The calf comprises of 2 major muscles; the gastrocnemius and the soleus. A calf strain is characterized by tearing of one or more of the calf muscles. When the calf is placed under excessive or repetitive forces due to contraction or stretch, the calf may tear.
Calf strains are classified from grade 1 to grade 3.
- Grade 1 Tear: a small number of fibres are torn resulting in some pain, but allowing full function.
- Grade 2 Tear: a significant number of fibres are torn with moderate loss of function.
- Grade 3 Tear: all muscle fibres are ruptured resulting in major loss of function.
What are the symptoms of a calf strain?
At the time of injury individuals may feel a sudden sharp pain or pulling sensation in the calf region. In minor strains, pain may be minimal allowing you to function normally. In more severe cases, patients may experience severe pain, muscle spasm, weakness, and an inability to continue activity or weight bear on the affected side. Pain is typically experienced during activities such as walking (especially uphill), going up and down stairs, running, jumping, hopping, or standing on tip toe. Patients may also experience pain or stiffness after these activities with rest. Swelling, tenderness and bruising may also be present in the calf region.

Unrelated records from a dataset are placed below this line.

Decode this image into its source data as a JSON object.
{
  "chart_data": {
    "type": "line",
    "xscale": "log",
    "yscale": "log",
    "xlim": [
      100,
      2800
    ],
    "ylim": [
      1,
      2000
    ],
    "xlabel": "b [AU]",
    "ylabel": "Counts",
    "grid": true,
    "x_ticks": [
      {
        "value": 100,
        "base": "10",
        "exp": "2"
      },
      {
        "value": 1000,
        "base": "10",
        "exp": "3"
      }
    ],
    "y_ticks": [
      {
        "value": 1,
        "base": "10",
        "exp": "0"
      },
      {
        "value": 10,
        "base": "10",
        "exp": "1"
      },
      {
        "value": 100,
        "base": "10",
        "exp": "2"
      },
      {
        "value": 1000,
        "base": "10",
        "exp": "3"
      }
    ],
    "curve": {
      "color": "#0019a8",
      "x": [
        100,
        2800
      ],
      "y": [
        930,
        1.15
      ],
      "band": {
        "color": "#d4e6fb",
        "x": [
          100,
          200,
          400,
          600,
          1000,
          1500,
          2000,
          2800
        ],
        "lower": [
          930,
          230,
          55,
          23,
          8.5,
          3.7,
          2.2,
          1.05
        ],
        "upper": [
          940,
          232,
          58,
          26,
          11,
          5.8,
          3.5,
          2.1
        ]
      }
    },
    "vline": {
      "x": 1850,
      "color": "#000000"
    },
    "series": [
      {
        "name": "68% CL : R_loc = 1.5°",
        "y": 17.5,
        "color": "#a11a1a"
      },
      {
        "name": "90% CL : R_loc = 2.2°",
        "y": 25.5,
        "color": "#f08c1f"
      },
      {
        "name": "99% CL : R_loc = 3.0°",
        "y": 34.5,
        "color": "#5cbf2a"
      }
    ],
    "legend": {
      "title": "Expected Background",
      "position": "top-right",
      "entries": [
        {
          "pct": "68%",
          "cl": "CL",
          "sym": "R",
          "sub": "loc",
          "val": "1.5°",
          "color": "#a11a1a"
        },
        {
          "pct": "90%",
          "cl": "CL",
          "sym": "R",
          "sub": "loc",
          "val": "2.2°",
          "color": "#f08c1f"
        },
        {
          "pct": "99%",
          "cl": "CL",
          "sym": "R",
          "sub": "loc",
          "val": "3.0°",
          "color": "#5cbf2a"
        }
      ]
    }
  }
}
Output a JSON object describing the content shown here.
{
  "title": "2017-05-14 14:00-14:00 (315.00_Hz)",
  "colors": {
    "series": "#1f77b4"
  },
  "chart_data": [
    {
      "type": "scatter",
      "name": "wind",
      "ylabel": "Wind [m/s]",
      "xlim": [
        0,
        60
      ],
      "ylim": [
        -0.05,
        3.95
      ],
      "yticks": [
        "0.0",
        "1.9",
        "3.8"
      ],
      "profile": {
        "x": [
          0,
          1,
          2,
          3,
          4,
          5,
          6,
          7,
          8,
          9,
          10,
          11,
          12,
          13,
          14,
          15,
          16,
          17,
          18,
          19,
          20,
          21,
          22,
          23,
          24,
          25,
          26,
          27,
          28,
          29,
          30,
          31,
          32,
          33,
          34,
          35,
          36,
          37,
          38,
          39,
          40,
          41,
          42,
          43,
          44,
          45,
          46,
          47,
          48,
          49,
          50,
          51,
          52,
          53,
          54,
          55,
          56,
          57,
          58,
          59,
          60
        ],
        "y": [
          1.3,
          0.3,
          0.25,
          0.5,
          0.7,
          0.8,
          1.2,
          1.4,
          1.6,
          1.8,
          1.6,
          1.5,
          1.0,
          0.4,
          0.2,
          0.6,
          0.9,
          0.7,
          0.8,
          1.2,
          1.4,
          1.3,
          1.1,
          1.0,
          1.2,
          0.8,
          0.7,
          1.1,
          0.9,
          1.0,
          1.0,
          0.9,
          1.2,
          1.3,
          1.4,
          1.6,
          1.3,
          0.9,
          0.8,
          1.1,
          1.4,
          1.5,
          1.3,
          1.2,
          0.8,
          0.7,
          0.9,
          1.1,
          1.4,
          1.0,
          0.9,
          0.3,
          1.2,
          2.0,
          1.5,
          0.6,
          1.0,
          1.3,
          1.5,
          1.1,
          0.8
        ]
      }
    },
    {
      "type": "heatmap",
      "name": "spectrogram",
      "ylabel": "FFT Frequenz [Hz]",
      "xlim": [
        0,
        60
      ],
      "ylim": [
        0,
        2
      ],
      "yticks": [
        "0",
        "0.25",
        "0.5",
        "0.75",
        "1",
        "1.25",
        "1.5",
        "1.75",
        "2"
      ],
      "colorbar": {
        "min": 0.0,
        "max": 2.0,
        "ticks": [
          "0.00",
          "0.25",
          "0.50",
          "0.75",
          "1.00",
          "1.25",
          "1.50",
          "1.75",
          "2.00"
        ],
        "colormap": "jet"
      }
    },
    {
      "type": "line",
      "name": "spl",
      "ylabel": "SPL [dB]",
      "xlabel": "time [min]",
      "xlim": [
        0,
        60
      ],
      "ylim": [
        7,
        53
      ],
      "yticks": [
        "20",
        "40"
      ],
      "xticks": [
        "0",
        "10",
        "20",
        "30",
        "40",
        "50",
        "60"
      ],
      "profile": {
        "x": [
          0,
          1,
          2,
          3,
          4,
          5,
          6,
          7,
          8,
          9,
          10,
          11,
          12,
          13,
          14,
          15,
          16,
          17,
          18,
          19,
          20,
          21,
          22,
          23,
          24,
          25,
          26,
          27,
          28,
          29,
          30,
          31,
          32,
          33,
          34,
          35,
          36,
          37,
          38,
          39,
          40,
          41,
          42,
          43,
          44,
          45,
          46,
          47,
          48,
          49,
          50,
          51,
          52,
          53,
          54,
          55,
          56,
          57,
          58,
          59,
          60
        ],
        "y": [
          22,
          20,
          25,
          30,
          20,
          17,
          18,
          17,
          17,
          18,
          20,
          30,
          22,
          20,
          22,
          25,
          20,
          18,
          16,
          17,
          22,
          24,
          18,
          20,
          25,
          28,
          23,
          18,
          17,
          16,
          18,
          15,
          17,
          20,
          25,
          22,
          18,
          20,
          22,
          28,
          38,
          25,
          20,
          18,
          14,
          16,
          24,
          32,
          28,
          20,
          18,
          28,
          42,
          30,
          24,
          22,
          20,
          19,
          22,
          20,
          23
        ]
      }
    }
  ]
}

How can physiotherapy help?
Depending on the severity of the calf tear patients can expect to recover within two to eight weeks with appropriate treatment. Physiotherapy treatment may include soft tissue massage, anti-inflammatory advice, taping, stretching, acupuncture, ice or heat treatment, biomechanical correction and a gradual return to activity programme improving strength and function.